Freshman Hagel Takes On McConnell for Senate Campaign Job
By Helen Dewar
With McConnell claiming more than enough votes to win a second term as chairman of the National Republican Senatorial Committee, Hagel faces an uphill fight but said he is "within striking distance" of winning the votes of a majority of the 55 Senate Republicans.
"One of the lessons learned from the 1998 elections is that we need to give the American people reasons to vote for Republican candidates, not just against Democrats," Hagel told a Capitol Hill news conference.
Although he had been outspoken in his criticism of the GOP leadership in recent weeks, Hagel yesterday concentrated instead on his own platform for the campaign post. He called for a "strong, positive, issues-oriented agenda" and pledged to give candidates more autonomy and support, focus on raising "hard" money for their campaigns rather than "soft" money for negative ads and do more to recruit promising candidates.
He was particularly scathing about "demonizing" ads. "This nonsense of savaging your opponent and making their noses grow long and their ears grow hairy and big, that's something my 6-year-old and 8-year-old find quite amusing. It's great theater but I don't know what it does to improve the culture of politics or governance or leadership in this country."

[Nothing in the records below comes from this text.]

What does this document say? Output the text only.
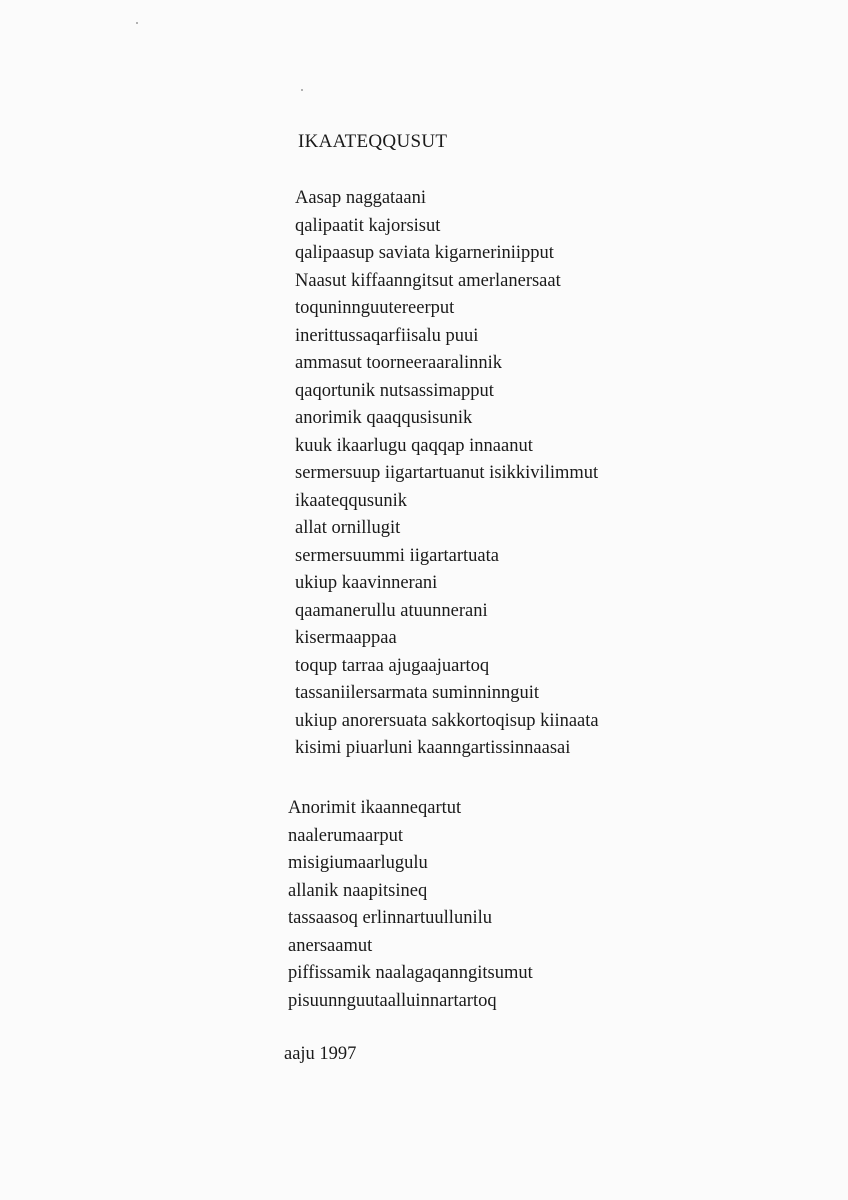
IKAATEQQUSUT
Aasap naggataani
qalipaatit kajorsisut
qalipaasup saviata kigarneriniipput
Naasut kiffaanngitsut amerlanersaat
toquninnguutereerput
inerittussaqarfiisalu puui
ammasut toorneeraaralinnik
qaqortunik nutsassimapput
anorimik qaaqqusisunik
kuuk ikaarlugu qaqqap innaanut
sermersuup iigartartuanut isikkivilimmut
ikaateqqusunik
allat ornillugit
sermersuummi iigartartuata
ukiup kaavinnerani
qaamanerullu atuunnerani
kisermaappaa
toqup tarraa ajugaajuartoq
tassaniilersarmata suminninnguit
ukiup anorersuata sakkortoqisup kiinaata
kisimi piuarluni kaanngartissinnaasai
Anorimit ikaanneqartut
naalerumaarput
misigiumaarlugulu
allanik naapitsineq
tassaasoq erlinnartuullunilu
anersaamut
piffissamik naalagaqanngitsumut
pisuunnguutaalluinnartartoq

aaju 1997
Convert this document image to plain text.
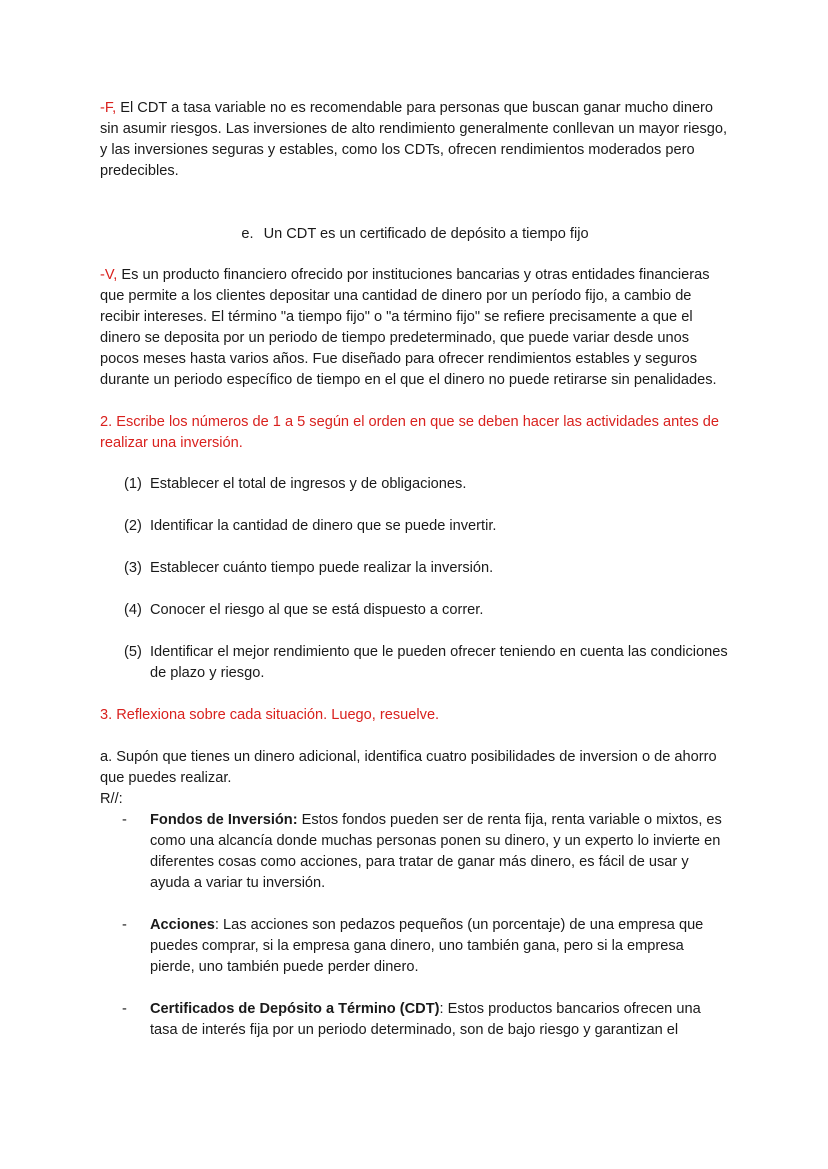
-F, El CDT a tasa variable no es recomendable para personas que buscan ganar mucho dinero sin asumir riesgos. Las inversiones de alto rendimiento generalmente conllevan un mayor riesgo, y las inversiones seguras y estables, como los CDTs, ofrecen rendimientos moderados pero predecibles.

e. Un CDT es un certificado de depósito a tiempo fijo

-V, Es un producto financiero ofrecido por instituciones bancarias y otras entidades financieras que permite a los clientes depositar una cantidad de dinero por un período fijo, a cambio de recibir intereses. El término "a tiempo fijo" o "a término fijo" se refiere precisamente a que el dinero se deposita por un periodo de tiempo predeterminado, que puede variar desde unos pocos meses hasta varios años. Fue diseñado para ofrecer rendimientos estables y seguros durante un periodo específico de tiempo en el que el dinero no puede retirarse sin penalidades.

2. Escribe los números de 1 a 5 según el orden en que se deben hacer las actividades antes de realizar una inversión.

(1) Establecer el total de ingresos y de obligaciones.
(2) Identificar la cantidad de dinero que se puede invertir.
(3) Establecer cuánto tiempo puede realizar la inversión.
(4) Conocer el riesgo al que se está dispuesto a correr.
(5) Identificar el mejor rendimiento que le pueden ofrecer teniendo en cuenta las condiciones de plazo y riesgo.

3. Reflexiona sobre cada situación. Luego, resuelve.

a. Supón que tienes un dinero adicional, identifica cuatro posibilidades de inversion o de ahorro que puedes realizar.

R//:

-	Fondos de Inversión: Estos fondos pueden ser de renta fija, renta variable o mixtos, es como una alcancía donde muchas personas ponen su dinero, y un experto lo invierte en diferentes cosas como acciones, para tratar de ganar más dinero, es fácil de usar y ayuda a variar tu inversión.
-	Acciones: Las acciones son pedazos pequeños (un porcentaje) de una empresa que puedes comprar, si la empresa gana dinero, uno también gana, pero si la empresa pierde, uno también puede perder dinero.
-	Certificados de Depósito a Término (CDT): Estos productos bancarios ofrecen una tasa de interés fija por un periodo determinado, son de bajo riesgo y garantizan el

Despite widespread grumbling about Republicans' failure to gain any Senate seats in the Nov. 3 elections, Majority Leader Trent Lott (R-Miss.) and all other current members of the Senate GOP leadership -- except McConnell -- have escaped challenge in party caucuses scheduled for next Tuesday.
This is in sharp contrast to the Republican leadership free-for-all in the House, which resulted in retirement of Speaker Newt Gingrich (Ga.) and defeat of two other GOP leaders, including Rep. John Linder (Ga.), chairman of the House GOP campaign committee. The Senate is nearly always slower than the House to boil over, and House Republicans' rage was exacerbated by the fact that they lost seats.
But McConnell became a target both because of dissatisfaction in some quarters with the job he did this year and because of the importance of Senate races in 2000. With Republicans defending 19 seats, compared with 15 for the Democrats, some GOP senators have said privately they believe they could lose their majority if the next campaign plays out the way the last one did.
McConnell issued no comment on Hagel's challenge but Mike Russell, campaign committee spokesman, said: "We feel confident about our vote count and we're sensing a lot of unease about the idea of turning this committee over to a two-year freshman in a cycle when our majority is on the line." Hagel was elected in 1996, McConnell in 1984.
Lott, who had previously indicated he supports McConnell, said: "Given the challenge of the coming election cycle, it is critical that we elect a chairman . . . with the seasoned experience and proven skills to lead us to victory."
While they have no leadership contests, Senate Democrats also have a problem filling their campaign leadership post but it is the opposite of the Republicans' dilemma: No one seems to want the job.
Sen. Robert G. Torricelli (N.J.), currently co-chairman, is in line for the job but may not take it, especially if he does not get on the Senate Finance Committee, according to party sources. Minority Leader Thomas A. Daschle (S.D.), following through on earlier pledges, has promised the finance slot to Sen. Charles S. Robb (Va.), who may face a tough fight for reelection in two years.